Elle me conduisit à une petite tente isolée, dont la bâche claquait légèrement dans le vent. « La mienne », dit-elle en ouvrant la fermeture éclair. L’odeur du sac de couchage et du parfum m’assaillit, mêlée à un parfum musqué qui pénétra directement dans ma chatte et la rendit encore plus humide. Je sentais ma culotte coller à mes lèvres humides tandis que je rampais derrière elle. À l’intérieur, une petite lampe de poche diffusait une lumière douce et ambrée, projetant des ombres dans les coins de la tente. Je me laissai tomber sur le sac de couchage moelleux qui sentait la transpiration, pendant qu’elle fermait la fermeture éclair derrière nous. Le bruit de la fermeture éclair semblait définitif, un sceau sur ce qui allait se passer. Ma respiration était superficielle et rapide, et je pouvais sentir l’odeur douce et piquante de ma propre excitation qui se mêlait à la sienne.

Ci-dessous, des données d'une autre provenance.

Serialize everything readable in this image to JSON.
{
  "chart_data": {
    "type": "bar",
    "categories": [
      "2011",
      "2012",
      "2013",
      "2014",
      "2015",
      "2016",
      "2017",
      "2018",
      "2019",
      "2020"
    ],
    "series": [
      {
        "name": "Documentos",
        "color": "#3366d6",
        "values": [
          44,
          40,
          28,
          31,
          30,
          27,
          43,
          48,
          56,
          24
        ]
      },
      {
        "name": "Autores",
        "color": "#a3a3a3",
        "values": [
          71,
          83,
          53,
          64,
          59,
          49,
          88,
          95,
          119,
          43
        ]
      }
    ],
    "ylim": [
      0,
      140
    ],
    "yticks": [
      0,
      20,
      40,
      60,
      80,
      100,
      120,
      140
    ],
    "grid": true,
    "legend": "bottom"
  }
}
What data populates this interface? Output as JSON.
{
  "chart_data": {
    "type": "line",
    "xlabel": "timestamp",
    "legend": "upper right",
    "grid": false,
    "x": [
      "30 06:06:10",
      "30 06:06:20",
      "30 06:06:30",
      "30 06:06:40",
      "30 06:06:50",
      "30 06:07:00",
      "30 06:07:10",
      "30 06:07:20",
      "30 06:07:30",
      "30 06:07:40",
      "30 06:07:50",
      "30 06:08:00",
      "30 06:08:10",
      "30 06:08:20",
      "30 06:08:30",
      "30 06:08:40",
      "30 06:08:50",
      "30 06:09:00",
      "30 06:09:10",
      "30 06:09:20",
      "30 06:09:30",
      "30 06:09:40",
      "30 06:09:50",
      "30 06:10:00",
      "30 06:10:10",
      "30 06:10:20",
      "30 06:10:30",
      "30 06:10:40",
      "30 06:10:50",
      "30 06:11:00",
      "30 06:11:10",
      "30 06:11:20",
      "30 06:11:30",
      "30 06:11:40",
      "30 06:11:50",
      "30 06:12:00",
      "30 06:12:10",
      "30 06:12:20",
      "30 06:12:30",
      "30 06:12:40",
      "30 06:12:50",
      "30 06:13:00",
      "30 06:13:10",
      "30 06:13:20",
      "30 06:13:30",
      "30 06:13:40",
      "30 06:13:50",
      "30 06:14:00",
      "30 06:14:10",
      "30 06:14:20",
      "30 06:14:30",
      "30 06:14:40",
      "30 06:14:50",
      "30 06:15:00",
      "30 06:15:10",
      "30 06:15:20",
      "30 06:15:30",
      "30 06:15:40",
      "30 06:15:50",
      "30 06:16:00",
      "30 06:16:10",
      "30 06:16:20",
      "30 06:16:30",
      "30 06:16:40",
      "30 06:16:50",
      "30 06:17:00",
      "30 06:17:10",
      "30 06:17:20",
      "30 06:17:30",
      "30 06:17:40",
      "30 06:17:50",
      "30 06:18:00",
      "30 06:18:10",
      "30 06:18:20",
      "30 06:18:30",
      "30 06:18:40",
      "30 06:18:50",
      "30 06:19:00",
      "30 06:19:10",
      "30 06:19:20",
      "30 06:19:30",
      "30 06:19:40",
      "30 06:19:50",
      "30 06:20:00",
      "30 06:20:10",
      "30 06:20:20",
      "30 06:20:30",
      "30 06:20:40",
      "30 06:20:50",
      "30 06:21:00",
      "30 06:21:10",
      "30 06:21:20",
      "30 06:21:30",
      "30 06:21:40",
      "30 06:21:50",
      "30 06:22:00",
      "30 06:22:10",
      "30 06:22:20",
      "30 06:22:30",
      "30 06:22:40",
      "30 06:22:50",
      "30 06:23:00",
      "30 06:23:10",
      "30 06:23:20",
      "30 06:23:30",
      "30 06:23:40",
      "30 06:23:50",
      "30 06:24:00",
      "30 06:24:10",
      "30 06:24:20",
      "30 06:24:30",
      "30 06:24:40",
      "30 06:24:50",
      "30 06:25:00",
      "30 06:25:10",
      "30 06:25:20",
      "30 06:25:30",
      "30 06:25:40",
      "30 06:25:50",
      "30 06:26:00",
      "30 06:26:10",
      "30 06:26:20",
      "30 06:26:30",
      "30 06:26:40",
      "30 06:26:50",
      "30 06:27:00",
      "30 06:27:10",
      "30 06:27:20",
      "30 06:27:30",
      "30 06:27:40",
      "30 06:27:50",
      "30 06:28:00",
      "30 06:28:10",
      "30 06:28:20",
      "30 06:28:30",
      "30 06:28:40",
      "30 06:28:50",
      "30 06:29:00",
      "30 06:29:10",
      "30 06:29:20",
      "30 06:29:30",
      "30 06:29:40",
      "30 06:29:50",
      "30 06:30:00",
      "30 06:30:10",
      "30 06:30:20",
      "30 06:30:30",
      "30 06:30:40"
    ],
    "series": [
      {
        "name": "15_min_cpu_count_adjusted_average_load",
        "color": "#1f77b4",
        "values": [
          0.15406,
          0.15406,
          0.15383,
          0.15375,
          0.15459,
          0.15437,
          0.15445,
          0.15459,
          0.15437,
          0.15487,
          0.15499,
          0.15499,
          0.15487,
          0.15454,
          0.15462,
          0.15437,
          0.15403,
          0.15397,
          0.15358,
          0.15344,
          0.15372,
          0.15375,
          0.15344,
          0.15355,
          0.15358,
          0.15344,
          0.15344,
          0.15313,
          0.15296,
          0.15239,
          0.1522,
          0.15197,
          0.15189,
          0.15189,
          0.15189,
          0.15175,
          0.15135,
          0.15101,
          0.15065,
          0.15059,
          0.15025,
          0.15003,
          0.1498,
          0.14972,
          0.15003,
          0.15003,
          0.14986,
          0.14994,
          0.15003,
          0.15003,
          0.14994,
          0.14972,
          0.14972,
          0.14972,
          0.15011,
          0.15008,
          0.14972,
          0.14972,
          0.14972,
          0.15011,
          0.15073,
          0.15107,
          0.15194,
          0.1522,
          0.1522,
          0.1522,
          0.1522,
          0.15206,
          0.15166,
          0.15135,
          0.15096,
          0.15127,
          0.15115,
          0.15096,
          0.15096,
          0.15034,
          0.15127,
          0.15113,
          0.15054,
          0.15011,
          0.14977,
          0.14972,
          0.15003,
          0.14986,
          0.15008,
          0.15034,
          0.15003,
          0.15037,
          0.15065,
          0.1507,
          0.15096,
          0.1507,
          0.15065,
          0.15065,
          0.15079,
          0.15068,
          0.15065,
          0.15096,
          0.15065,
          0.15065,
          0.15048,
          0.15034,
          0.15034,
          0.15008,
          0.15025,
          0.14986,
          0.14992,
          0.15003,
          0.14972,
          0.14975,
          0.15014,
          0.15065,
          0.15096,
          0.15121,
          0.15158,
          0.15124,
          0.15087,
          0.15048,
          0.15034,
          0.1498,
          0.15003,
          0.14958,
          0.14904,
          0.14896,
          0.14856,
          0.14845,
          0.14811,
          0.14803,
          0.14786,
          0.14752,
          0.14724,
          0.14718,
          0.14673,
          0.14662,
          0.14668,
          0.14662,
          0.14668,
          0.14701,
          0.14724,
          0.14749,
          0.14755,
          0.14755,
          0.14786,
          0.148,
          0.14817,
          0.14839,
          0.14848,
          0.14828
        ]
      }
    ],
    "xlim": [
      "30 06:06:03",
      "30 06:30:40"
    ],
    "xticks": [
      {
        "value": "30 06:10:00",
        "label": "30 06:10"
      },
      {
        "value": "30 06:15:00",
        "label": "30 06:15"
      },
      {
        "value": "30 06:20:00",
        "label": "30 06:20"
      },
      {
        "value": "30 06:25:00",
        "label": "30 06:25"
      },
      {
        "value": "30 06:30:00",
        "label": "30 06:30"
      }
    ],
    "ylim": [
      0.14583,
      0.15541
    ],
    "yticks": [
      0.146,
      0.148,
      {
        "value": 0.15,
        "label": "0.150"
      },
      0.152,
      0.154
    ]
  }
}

« Es-tu sûre ? », demandai-je, bien que chaque fibre de mon corps criait après elle. Ma chatte pulsait, un vide pressant qui me rendait presque folle. Je pouvais sentir l’odeur de son excitation qui se mêlait à la mienne, et je savais qu’elle était aussi prête que moi. Sa chatte devait être tout aussi humide, chaude et prête, et rien que cette pensée me rendait encore plus mouillée.
Elle s’agenouilla devant moi, ses yeux à hauteur des miens, son regard direct et soutenu. « Seulement si tu le veux aussi. On peut simplement parler si tu préfères. Mais je sens que tu veux quelque chose. Que tu es prête. » Sa main se posa sur mon genou, et la pression me fit frissonner. Ses doigts remontèrent lentement, et je sentais mes jambes s’ouvrir involontairement, lui accordant l’accès. Ses doigts caressèrent l’intérieur de ma cuisse, et je pouvais sentir la chaleur de sa main se transmettre à ma peau.
Je hochai la tête, incapable de trouver les mots. Elle se pencha et m’embrassa. C’était un baiser doux, presque hésitant, ses lèvres douces et sèches. Mes yeux se fermèrent, et je me concentrai sur la sensation – la légère pression, la chaleur, le goût de bière et de sel sur sa langue qui glissait prudemment dans ma bouche. Sa main remonta de mon genou à ma cuisse, pressant légèrement la chair tendre, et je gémissais doucement dans sa bouche. Sa langue explora ma bouche, joua avec ma langue, et je répondis au baiser, devenant plus audacieuse, suçant sa lèvre inférieure.
Elle se retira et sourit, ses yeux brillant dans la pénombre. « D’accord. Alors commençons lentement. » Sa voix était rauque de désir, et je voyais ses tétons se dessiner sous la robe fine, durs et prêts. « Je vais te lécher jusqu’à ce que tu jouisses. Je vais baiser ta chatte avec ma langue jusqu’à ce que tu cries. Et ensuite, je vais te baiser, avec mes doigts, profondément en toi, jusqu’à ce que tu ne puisses plus penser. » Ses mots me frappèrent comme un coup, et je sentis un autre flot d’humidité s’écouler de moi.
Ses mains remontèrent vers mon t-shirt, le poussant lentement vers le haut. Je l’aidai, le retirant par-dessus ma tête et le laissant tomber à côté de moi. L’air frais de la nuit caressa ma peau nue, rendant mes tétons immédiatement durs, durs et sensibles.